Dans des réponses publiées par PressDuMaroc.com, les critiques ont déclaré que malgré le rythme urbain plus rapide, l'éclairage nocturne et les horaires de travail et de sommeil décalés, la ville « n'a pas éliminé la centralité de Fajr dans la vie des musulmans », ajoutant que beaucoup continuent de l'accomplir à l'heure comme une pratique spirituelle au-delà de la « pertinence temporelle » ou du « confort physique », et arguant que « la religion est un système fixe qui transcende l'histoire ».

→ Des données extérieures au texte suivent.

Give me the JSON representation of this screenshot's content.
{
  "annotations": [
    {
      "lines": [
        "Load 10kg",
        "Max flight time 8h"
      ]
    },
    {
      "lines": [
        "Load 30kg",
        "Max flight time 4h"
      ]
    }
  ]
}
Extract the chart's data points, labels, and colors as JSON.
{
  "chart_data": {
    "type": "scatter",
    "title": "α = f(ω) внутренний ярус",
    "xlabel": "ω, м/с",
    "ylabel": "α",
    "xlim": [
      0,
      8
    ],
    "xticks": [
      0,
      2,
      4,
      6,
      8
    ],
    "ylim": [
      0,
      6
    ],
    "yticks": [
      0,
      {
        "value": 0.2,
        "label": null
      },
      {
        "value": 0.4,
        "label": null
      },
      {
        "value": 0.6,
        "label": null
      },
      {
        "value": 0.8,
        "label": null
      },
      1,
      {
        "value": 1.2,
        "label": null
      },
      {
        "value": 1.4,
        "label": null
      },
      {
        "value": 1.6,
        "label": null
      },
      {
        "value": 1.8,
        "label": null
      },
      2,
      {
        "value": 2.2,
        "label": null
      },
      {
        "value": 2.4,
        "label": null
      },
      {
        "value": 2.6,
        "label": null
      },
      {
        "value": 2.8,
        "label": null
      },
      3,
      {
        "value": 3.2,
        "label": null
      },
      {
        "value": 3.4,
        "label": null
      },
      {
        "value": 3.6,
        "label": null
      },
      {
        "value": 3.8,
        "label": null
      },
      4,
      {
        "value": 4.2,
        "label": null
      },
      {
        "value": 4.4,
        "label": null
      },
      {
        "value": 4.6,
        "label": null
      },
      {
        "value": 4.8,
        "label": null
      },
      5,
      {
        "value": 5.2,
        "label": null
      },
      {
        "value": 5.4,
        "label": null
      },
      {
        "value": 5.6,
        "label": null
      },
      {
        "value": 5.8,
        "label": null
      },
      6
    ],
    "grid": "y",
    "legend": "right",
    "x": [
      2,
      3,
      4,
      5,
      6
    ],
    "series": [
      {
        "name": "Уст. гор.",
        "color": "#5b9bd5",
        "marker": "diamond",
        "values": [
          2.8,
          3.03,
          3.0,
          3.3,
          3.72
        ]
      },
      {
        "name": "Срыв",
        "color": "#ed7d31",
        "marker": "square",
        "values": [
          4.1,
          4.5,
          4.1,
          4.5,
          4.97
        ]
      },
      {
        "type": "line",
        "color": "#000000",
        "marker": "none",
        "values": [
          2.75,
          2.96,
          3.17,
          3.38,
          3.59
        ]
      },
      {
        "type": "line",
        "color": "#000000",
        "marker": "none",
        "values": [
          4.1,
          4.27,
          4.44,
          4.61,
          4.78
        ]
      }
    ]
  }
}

Idriss El Ganbouri, chercheur en histoire et pensée islamiques, a déclaré que les tentatives de détacher la prière de Fajr du contexte social actuel montrent « un dysfonctionnement clair » dans la compréhension de la société marocaine, ajoutant que les réalités sur le terrain témoignent de « la présence religieuse continue » et d'une « participation croissante à la prière de Fajr, en particulier dans les grandes villes ».

Il a déclaré qu'une simple visite des mosquées de Rabat ou de Salé à l'aube permet de constater la présence d'un grand nombre de jeunes au premier rang, contrairement aux années 1980 où les fidèles plus âgés étaient majoritaires.

Assid, dans des remarques séparées à PressDuMaroc.com, a défendu son point de vue selon lequel le sommeil précoce traditionnel rendait le réveil à l'aube cohérent avec la réalité vécue, et a déclaré que les appels à se réveiller pour Fajr par le biais de « prédications émotionnelles » sans une lecture réaliste des contraintes modernes restent des « appels vides » qui ne peuvent être atteints sur le terrain, citant des cas où un imam assiste à la prière alors que la plupart des gens restent à l'écart.